This article was first published at The Hill.
When Edward Snowden revealed that the National Security Agency (NSA) had misused foreign intelligence surveillance laws to collect millions of Americans’ phone records, the resulting public outcry eventually led Congress to ban the practice. How would Americans and their lawmakers react if they learned that the government was misusing these powers to access the actual contents of millions of Americans’ communications, without a warrant or even a factual basis to suspect criminal activity?
According to a recent government report, that’s exactly what’s happening. The Office of the Director of National Intelligence recently disclosed that in 2021 the FBI conducted up to 3.4 million warrantless searches seeking Americans’ phone calls, emails, and text messages — using a law that, on paper, can only be used to spy on foreigners overseas.
The law in question, Section 702 of the Foreign Intelligence Surveillance Act, was one of the many laws Congress passed after 9/11 to expand the government’s surveillance powers. It allows the NSA to target any foreigner overseas and collect all of their communications, as long as one of the agency’s goals is to acquire foreign intelligence. No warrant is required because foreigners overseas aren’t protected by the Fourth Amendment.
Of course, foreigners often communicate with Americans, and so the surveillance was bound to sweep in large amounts of what Americans think, say, and write. If the government’s purpose were to access that information, it would have to obtain a warrant. Congress therefore included two provisions in the law to help bolster its constitutionality. First, Congress required the government to certify that it did not intend to target Americans — that is, that any acquisition of Americans’ communications would be merely “incidental.” Second, Congress required the government to “minimize” the sharing, use, and retention of this incidentally acquired information.
But over the years, these requirements have done little to protect Americans from warrantless searches. Information about Section 702’s operation can be gleaned from official disclosures, court opinions, and a 2014 report by the Privacy and Civil Liberties Oversight Board, an independent government watchdog. These sources show that, rather than “minimize” the sharing and retention of Americans’ communications, the NSA regularly shares raw Section 702 data with the FBI, the CIA, and the National Counterterrorism Center, and these agencies keep that data for at least five years.
In addition, each agency engages in the practice of searching Section 702-aqcuired data for Americans’ communications. The FBI routinely conducts such searches in purely domestic cases having nothing to do with foreign intelligence, often at the “assessment” stage — namely, before the FBI even has a factual basis to open a criminal investigation.
In other words, having obtained the communications without a warrant by certifying that it doesn’t intend to target any Americans, the government — as a matter of policy — runs searches that explicitly target Americans.
This bait-and-switch itself isn’t news. What the DNI report reveals is how often these backdoor searches happen: 3.4 million times in 2021 alone. The report notes that the figure likely overstates the number of Americans affected, in part because there could be multiple searches relating to a single individual. But even if the figure is off by an order of magnitude, that still means that every day, nearly a thousand Americans are subject to a warrantless search of their personal communications.
Small wonder that the FBI resisted producing this number for so many years. This staggering figure, even with all the government’s caveats, makes clear that there’s nothing “incidental” about Section 702’s impact on Americans. Warrantless access to Americans’ communications has become a core feature of a surveillance program that purports to be solely foreign-focused.
True, the Foreign Intelligence Surveillance Court — which oversees the government’s use of foreign intelligence surveillance authorities — has blessed this practice. But the same court also endorsed the NSA’s bulk collection of Americans’ phone records. That didn’t stop three regular federal courts from ruling the practice illegal. Nor did it stop Congress from banning it.
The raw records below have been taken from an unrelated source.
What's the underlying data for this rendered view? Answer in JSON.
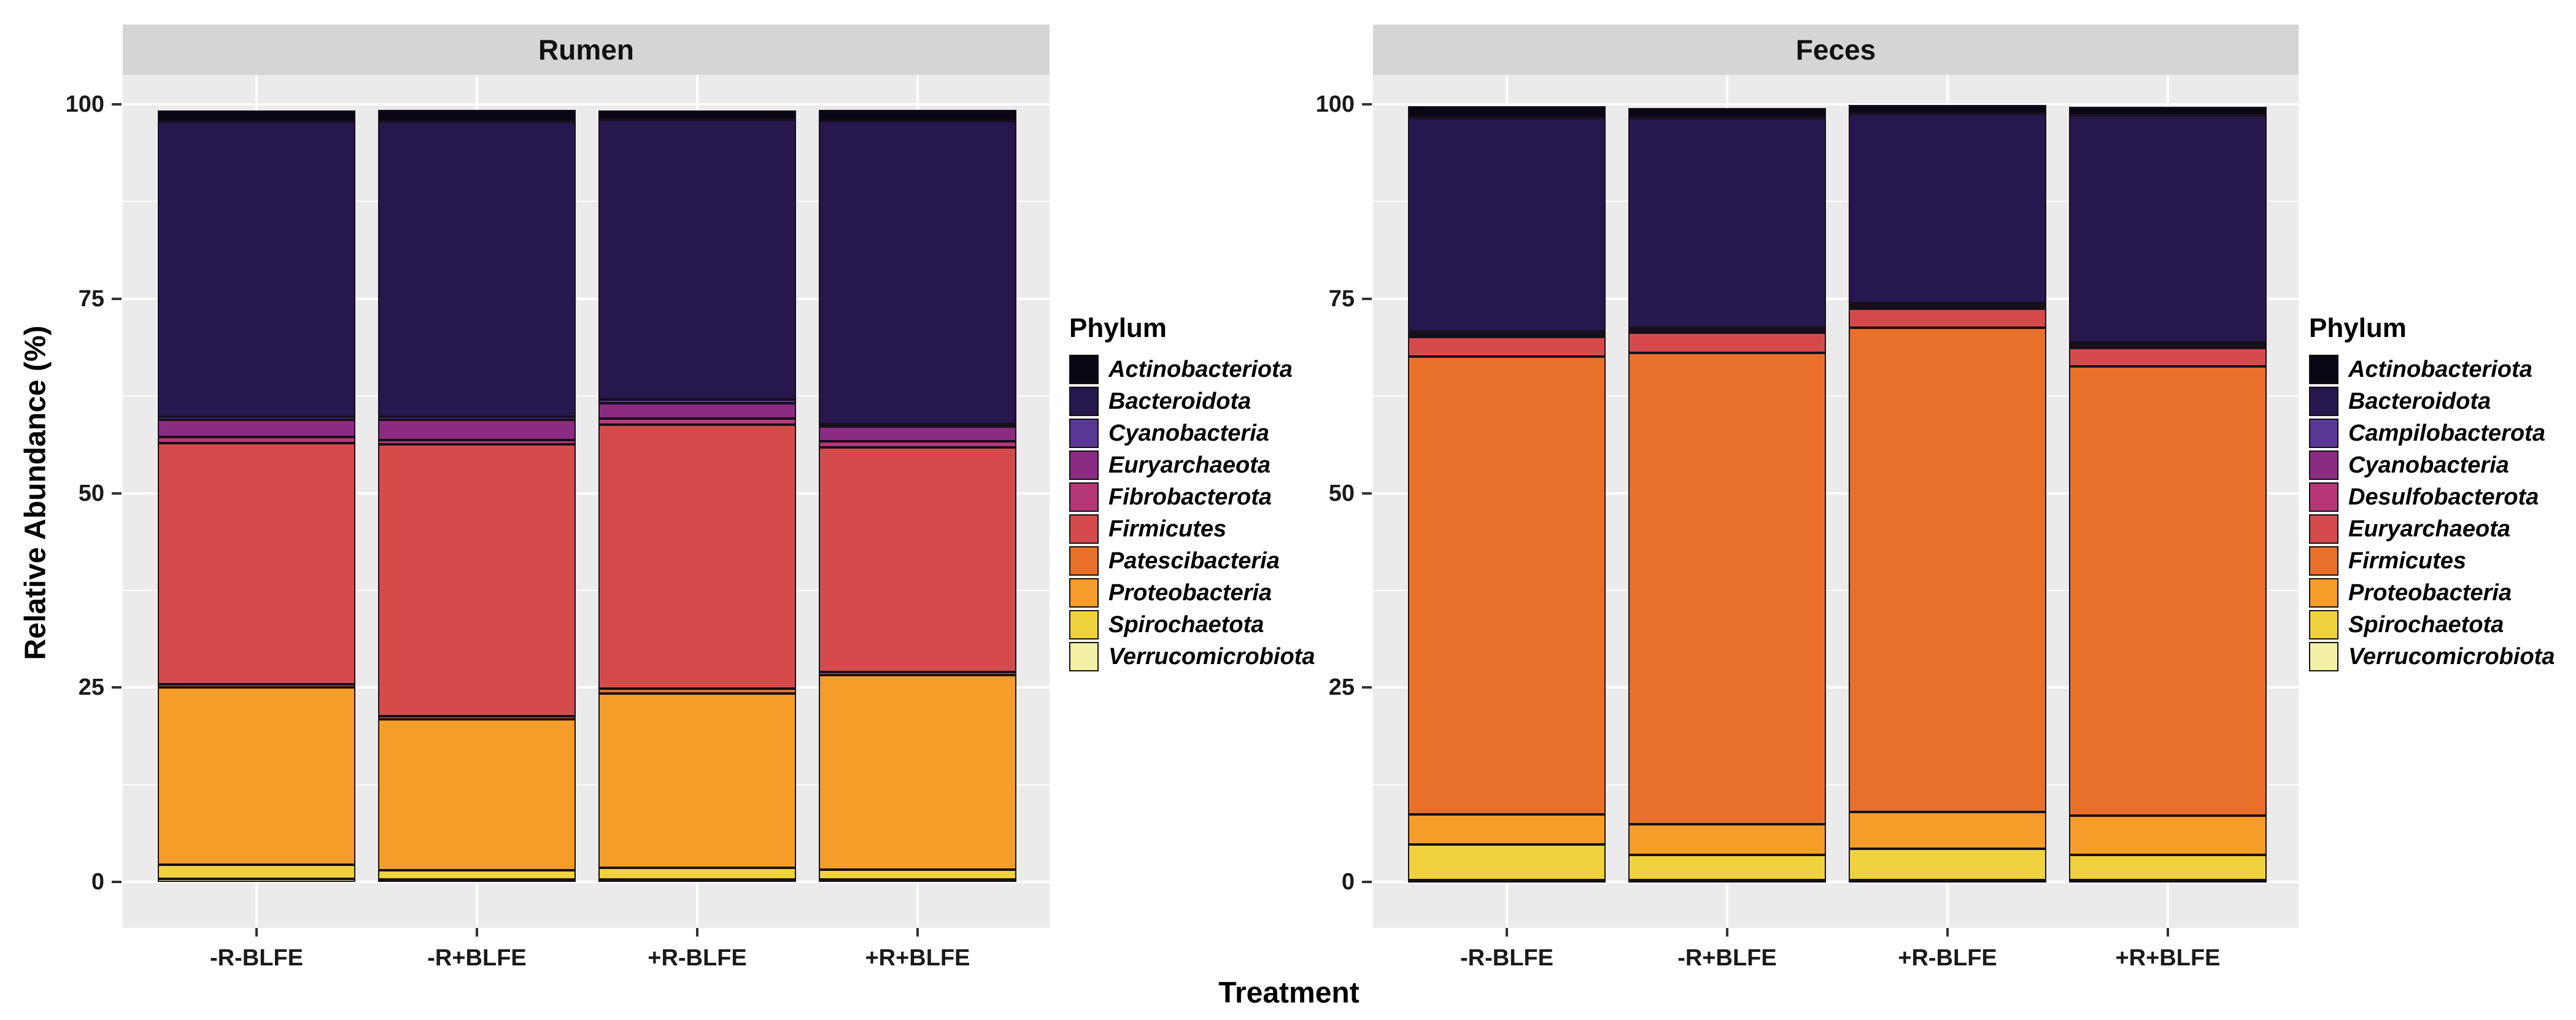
{
  "y_axis": {
    "title": "Relative Abundance (%)",
    "ticks": [
      0,
      25,
      50,
      75,
      100
    ],
    "minor_ticks": [
      12.5,
      37.5,
      62.5,
      87.5
    ]
  },
  "x_axis": {
    "title": "Treatment",
    "categories": [
      "-R-BLFE",
      "-R+BLFE",
      "+R-BLFE",
      "+R+BLFE"
    ]
  },
  "colors": {
    "panel_background": "#ebebeb",
    "strip_background": "#d5d5d5",
    "gridline": "#ffffff",
    "outline": "#17101a"
  },
  "chart_data": {
    "type": "bar",
    "stacked": true,
    "ylim": [
      0,
      100
    ],
    "grid": true,
    "legend_position": "right",
    "ylabel": "Relative Abundance (%)",
    "xlabel": "Treatment",
    "categories": [
      "-R-BLFE",
      "-R+BLFE",
      "+R-BLFE",
      "+R+BLFE"
    ],
    "panels": [
      {
        "title": "Rumen",
        "legend_title": "Phylum",
        "series": [
          {
            "name": "Actinobacteriota",
            "color": "#0b0614",
            "values": [
              1.4,
              1.5,
              1.2,
              1.4
            ]
          },
          {
            "name": "Bacteroidota",
            "color": "#26184e",
            "values": [
              38.0,
              38.0,
              36.0,
              39.0
            ]
          },
          {
            "name": "Cyanobacteria",
            "color": "#5a3794",
            "values": [
              0.4,
              0.4,
              0.4,
              0.3
            ]
          },
          {
            "name": "Euryarchaeota",
            "color": "#8c2b84",
            "values": [
              2.2,
              2.6,
              2.0,
              1.9
            ]
          },
          {
            "name": "Fibrobacterota",
            "color": "#b53778",
            "values": [
              0.8,
              0.5,
              0.8,
              0.8
            ]
          },
          {
            "name": "Firmicutes",
            "color": "#d54b4c",
            "values": [
              31.0,
              35.0,
              33.9,
              28.9
            ]
          },
          {
            "name": "Patescibacteria",
            "color": "#e8702a",
            "values": [
              0.4,
              0.4,
              0.7,
              0.4
            ]
          },
          {
            "name": "Proteobacteria",
            "color": "#f59d28",
            "values": [
              22.8,
              19.4,
              22.4,
              25.0
            ]
          },
          {
            "name": "Spirochaetota",
            "color": "#efd23e",
            "values": [
              1.8,
              1.2,
              1.5,
              1.3
            ]
          },
          {
            "name": "Verrucomicrobiota",
            "color": "#f4f0a6",
            "values": [
              0.4,
              0.3,
              0.3,
              0.3
            ]
          }
        ]
      },
      {
        "title": "Feces",
        "legend_title": "Phylum",
        "series": [
          {
            "name": "Actinobacteriota",
            "color": "#0b0614",
            "values": [
              1.5,
              1.2,
              1.1,
              1.1
            ]
          },
          {
            "name": "Bacteroidota",
            "color": "#26184e",
            "values": [
              27.5,
              27.0,
              24.4,
              29.2
            ]
          },
          {
            "name": "Campilobacterota",
            "color": "#5a3794",
            "values": [
              0.2,
              0.2,
              0.2,
              0.2
            ]
          },
          {
            "name": "Cyanobacteria",
            "color": "#8c2b84",
            "values": [
              0.2,
              0.2,
              0.2,
              0.2
            ]
          },
          {
            "name": "Desulfobacterota",
            "color": "#b53778",
            "values": [
              0.3,
              0.3,
              0.3,
              0.3
            ]
          },
          {
            "name": "Euryarchaeota",
            "color": "#d54b4c",
            "values": [
              2.5,
              2.6,
              2.4,
              2.4
            ]
          },
          {
            "name": "Firmicutes",
            "color": "#e8702a",
            "values": [
              58.9,
              60.6,
              62.3,
              57.8
            ]
          },
          {
            "name": "Proteobacteria",
            "color": "#f59d28",
            "values": [
              3.9,
              3.9,
              4.7,
              5.0
            ]
          },
          {
            "name": "Spirochaetota",
            "color": "#efd23e",
            "values": [
              4.6,
              3.3,
              4.1,
              3.3
            ]
          },
          {
            "name": "Verrucomicrobiota",
            "color": "#f4f0a6",
            "values": [
              0.2,
              0.2,
              0.2,
              0.2
            ]
          }
        ]
      }
    ]
  }
}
The most recent report, however, has not generated the same public uproar as the Snowden disclosures. Indeed, the media coverage of the report largely missed the significance of this disclosure. That could be because the “backdoor search” scandal — unlike the Snowden revelations — has unfolded in increments and through muted official disclosures, rather than all at once through a spectacular leak. It could also stem from the relative complexity of the statute and its operation.
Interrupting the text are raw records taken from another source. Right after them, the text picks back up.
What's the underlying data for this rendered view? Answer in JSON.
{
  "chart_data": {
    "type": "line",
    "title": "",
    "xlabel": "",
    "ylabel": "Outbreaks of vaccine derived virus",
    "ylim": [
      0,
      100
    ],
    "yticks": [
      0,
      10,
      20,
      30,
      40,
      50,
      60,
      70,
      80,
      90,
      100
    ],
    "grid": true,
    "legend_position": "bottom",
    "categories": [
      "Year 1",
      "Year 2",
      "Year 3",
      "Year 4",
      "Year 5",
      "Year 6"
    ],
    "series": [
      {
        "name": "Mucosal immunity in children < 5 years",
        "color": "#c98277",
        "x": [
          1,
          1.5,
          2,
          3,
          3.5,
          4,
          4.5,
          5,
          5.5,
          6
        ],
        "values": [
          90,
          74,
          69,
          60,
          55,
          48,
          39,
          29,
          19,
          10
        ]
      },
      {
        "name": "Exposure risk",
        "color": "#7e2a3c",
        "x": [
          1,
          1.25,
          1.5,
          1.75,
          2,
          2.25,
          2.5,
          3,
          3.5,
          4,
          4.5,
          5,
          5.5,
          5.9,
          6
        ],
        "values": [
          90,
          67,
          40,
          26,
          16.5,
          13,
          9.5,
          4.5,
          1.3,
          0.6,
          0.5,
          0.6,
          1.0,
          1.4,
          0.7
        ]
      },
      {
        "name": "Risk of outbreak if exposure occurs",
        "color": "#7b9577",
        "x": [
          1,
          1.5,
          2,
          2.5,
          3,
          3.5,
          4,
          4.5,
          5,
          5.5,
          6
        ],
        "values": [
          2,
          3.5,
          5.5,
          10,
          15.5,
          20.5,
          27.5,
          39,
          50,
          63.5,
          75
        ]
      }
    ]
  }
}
But we should not let the form obscure the substance: The government is conducting warrantless searches of the most sensitive information we generate — our private communications — on a dizzying scale. If anything, that’s an even greater intrusion on Americans’ privacy than the NSA’s bulk collection of phone records.
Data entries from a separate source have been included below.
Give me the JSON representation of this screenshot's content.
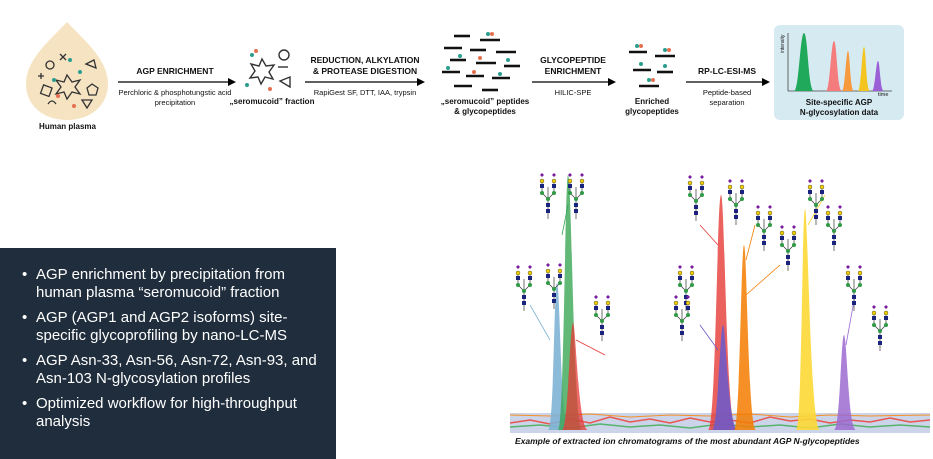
{
  "workflow": {
    "start_label": "Human plasma",
    "step1": {
      "title": "AGP ENRICHMENT",
      "sub": "Perchloric & phosphotungstic acid precipitation"
    },
    "node1": "„seromucoid” fraction",
    "step2": {
      "title_1": "REDUCTION, ALKYLATION",
      "title_2": "& PROTEASE DIGESTION",
      "sub": "RapiGest SF, DTT, IAA, trypsin"
    },
    "node2_1": "„seromucoid” peptides",
    "node2_2": "& glycopeptides",
    "step3": {
      "title_1": "GLYCOPEPTIDE",
      "title_2": "ENRICHMENT",
      "sub": "HILIC-SPE"
    },
    "node3_1": "Enriched",
    "node3_2": "glycopeptides",
    "step4": {
      "title": "RP-LC-ESI-MS",
      "sub_1": "Peptide-based",
      "sub_2": "separation"
    },
    "result": {
      "line1": "Site-specific AGP",
      "line2": "N-glycosylation data",
      "y_axis": "intensity",
      "x_axis": "time"
    }
  },
  "summary": {
    "bullets": [
      "AGP enrichment by precipitation from human plasma “seromucoid” fraction",
      "AGP (AGP1 and AGP2 isoforms) site-specific glycoprofiling by nano-LC-MS",
      "AGP Asn-33, Asn-56, Asn-72, Asn-93, and Asn-103 N-glycosylation profiles",
      "Optimized workflow for high-throughput analysis"
    ]
  },
  "figure": {
    "caption": "Example of extracted ion chromatograms of the most abundant AGP N-glycopeptides",
    "peak_colors": [
      "#7fb3d5",
      "#3aa655",
      "#e53935",
      "#6a5acd",
      "#f57c00",
      "#fdd835",
      "#9c6ad0"
    ]
  },
  "colors": {
    "summary_bg": "#1f2d3c",
    "result_bg": "#d6eaf2",
    "glycan_blue": "#1a237e",
    "glycan_yellow": "#f2d000",
    "glycan_purple": "#7b1fa2"
  }
}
Congress must once again act to stop the government from using foreign intelligence surveillance authorities to make an end run around Americans’ constitutional rights. Section 702 comes up for reauthorization next year. When it does, Congress should require government officials to obtain a warrant any time they wish to search Section 702-acquired data for Americans’ communications.
Such a measure has twice passed in the House but failed to become law. The government’s report should erase any doubt that it is necessary. Enacting this sensible solution will leave the government ample authority to collect information on foreign actors, while preserving vital Fourth Amendment safeguards for Americans.